13.Since the bank is a secured creditor, it is entitled to exercise its statutory power of sale without recourse to the court exercising insolvency jurisdiction (see East Africa Cables PLC v Ecobank Kenya Limited HC COMM Misc E043 of 2020 [2020] eKLR). In any event, it is not even the Company seeking relief but a third party. This is not to say that petitioners do not have any recourse against the Bank for their grievances, it is that they cannot agitate their claim in insolvency proceedings.
14.Although the court has extensive powers under the Insolvency Act, these powers are incidental to the insolvency proceedings. They do not extend to the circumstances herein in view of the secured property. The court lacks jurisdiction to entertain the application restraining the Respondent from exercising it statutory power of sale.

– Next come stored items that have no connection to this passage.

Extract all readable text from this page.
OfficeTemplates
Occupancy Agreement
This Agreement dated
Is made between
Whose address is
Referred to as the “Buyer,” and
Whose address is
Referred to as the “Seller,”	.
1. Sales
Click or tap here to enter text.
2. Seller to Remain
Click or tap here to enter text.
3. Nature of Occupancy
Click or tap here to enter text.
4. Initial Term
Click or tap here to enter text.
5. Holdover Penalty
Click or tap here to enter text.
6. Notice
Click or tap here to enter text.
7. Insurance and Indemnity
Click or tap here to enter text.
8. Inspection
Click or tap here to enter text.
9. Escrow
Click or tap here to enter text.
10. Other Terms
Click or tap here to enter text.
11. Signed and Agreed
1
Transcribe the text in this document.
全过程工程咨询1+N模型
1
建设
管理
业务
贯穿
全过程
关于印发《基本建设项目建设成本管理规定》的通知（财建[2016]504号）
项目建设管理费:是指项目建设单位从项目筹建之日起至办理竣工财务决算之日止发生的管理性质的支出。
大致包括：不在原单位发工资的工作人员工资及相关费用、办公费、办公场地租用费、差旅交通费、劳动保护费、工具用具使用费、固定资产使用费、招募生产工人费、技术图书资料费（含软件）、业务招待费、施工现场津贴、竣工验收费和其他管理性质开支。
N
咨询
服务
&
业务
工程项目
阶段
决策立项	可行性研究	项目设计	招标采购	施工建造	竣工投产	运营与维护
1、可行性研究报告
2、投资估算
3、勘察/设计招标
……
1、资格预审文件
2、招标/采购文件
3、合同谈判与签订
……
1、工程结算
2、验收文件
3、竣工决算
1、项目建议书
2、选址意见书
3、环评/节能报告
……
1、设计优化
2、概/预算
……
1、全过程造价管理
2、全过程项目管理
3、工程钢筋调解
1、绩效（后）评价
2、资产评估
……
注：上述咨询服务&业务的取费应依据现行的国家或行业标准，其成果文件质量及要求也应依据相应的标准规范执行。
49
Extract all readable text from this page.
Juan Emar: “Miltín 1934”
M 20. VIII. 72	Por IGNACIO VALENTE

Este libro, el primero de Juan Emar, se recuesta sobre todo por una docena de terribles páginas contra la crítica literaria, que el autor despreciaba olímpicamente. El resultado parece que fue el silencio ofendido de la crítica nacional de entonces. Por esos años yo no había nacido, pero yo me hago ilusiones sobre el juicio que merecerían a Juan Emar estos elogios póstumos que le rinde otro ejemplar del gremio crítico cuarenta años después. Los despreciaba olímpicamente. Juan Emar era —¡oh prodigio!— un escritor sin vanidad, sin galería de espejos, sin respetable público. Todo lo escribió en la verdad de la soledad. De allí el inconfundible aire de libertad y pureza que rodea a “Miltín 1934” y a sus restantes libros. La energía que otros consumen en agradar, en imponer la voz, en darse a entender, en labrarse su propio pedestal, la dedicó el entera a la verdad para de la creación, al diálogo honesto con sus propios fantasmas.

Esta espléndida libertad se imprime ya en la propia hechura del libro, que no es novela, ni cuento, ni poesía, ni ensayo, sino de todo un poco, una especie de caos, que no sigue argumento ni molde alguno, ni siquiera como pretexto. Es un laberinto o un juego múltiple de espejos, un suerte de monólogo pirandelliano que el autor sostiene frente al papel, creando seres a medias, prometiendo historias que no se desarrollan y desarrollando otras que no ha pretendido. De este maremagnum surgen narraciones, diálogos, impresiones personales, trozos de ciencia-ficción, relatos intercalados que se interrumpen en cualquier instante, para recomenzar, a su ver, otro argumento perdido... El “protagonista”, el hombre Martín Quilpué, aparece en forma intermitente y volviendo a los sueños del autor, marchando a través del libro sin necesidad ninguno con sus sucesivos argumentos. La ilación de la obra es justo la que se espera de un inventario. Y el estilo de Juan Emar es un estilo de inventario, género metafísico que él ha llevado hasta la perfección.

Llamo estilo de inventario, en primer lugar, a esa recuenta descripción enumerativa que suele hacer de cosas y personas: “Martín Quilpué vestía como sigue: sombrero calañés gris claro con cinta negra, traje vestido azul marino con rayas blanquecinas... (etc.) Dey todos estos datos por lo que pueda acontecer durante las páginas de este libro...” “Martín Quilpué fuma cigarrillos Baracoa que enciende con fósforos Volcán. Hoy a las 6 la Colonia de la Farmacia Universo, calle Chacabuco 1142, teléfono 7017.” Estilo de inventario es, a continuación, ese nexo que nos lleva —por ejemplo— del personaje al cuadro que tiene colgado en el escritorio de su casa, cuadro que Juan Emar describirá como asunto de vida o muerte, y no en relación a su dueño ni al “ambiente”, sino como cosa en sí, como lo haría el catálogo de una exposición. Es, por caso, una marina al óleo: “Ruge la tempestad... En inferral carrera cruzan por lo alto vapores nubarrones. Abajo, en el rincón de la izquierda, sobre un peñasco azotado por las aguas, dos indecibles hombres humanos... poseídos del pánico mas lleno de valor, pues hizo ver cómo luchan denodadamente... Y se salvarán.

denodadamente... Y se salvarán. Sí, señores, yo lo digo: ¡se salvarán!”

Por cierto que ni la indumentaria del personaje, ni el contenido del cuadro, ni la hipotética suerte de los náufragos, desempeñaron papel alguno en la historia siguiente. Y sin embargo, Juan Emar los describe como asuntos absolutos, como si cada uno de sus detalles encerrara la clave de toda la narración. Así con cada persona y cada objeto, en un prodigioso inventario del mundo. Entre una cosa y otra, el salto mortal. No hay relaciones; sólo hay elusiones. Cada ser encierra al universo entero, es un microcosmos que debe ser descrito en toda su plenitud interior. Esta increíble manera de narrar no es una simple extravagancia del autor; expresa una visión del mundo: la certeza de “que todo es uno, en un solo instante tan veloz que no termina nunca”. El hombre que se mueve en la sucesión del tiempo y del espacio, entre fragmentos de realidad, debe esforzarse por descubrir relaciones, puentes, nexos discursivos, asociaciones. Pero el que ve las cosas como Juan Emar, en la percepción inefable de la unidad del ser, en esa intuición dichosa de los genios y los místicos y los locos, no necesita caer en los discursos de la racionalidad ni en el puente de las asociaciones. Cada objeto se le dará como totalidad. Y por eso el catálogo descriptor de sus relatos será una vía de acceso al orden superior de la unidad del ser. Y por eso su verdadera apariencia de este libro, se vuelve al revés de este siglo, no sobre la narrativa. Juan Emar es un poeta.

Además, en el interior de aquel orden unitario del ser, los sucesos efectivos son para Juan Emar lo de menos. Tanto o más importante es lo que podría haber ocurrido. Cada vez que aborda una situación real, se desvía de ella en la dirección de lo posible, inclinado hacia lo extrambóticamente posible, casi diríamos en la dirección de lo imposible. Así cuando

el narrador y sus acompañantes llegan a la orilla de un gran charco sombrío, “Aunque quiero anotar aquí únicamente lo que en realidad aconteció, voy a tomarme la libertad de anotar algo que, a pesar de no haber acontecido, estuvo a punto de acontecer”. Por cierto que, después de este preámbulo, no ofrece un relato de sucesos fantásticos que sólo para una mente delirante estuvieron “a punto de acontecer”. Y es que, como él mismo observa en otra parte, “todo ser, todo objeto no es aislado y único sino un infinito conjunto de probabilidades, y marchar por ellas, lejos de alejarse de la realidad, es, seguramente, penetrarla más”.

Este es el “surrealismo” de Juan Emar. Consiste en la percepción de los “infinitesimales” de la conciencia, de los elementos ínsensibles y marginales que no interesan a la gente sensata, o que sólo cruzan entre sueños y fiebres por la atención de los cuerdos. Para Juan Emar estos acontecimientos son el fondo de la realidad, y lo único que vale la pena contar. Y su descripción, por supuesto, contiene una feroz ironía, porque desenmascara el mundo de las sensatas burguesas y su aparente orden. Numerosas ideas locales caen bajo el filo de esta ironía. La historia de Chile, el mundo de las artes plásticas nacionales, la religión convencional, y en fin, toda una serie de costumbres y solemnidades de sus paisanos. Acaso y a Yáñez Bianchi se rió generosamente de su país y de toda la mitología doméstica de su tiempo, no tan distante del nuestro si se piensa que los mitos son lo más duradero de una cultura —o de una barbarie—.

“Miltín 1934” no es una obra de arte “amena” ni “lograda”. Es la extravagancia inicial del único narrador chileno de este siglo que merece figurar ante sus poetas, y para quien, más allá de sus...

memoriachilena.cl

15.The petitioners’ application dated November 7, 2022 is struck out. The petitioners shall pay the Bank’s costs which are assessed at Kshs 30,000.00.
DATED AND DELIVERED AT NAIROBI THIS 9TH DAY OF NOVEMBER 2022.DS MAJANJAJUDGECourt Assistant: Mr M Onyango.Mr K Mbobu with him Mr Mwachofi instructed by Odhiambo, Talam and Company Advocates for the Petitioners.Mr Masinde instructed by Mungai Kalande and Company Advocates for the CompanyMr Angwenyi instructed by Mohammed and Muigai Advocates for the Respondent.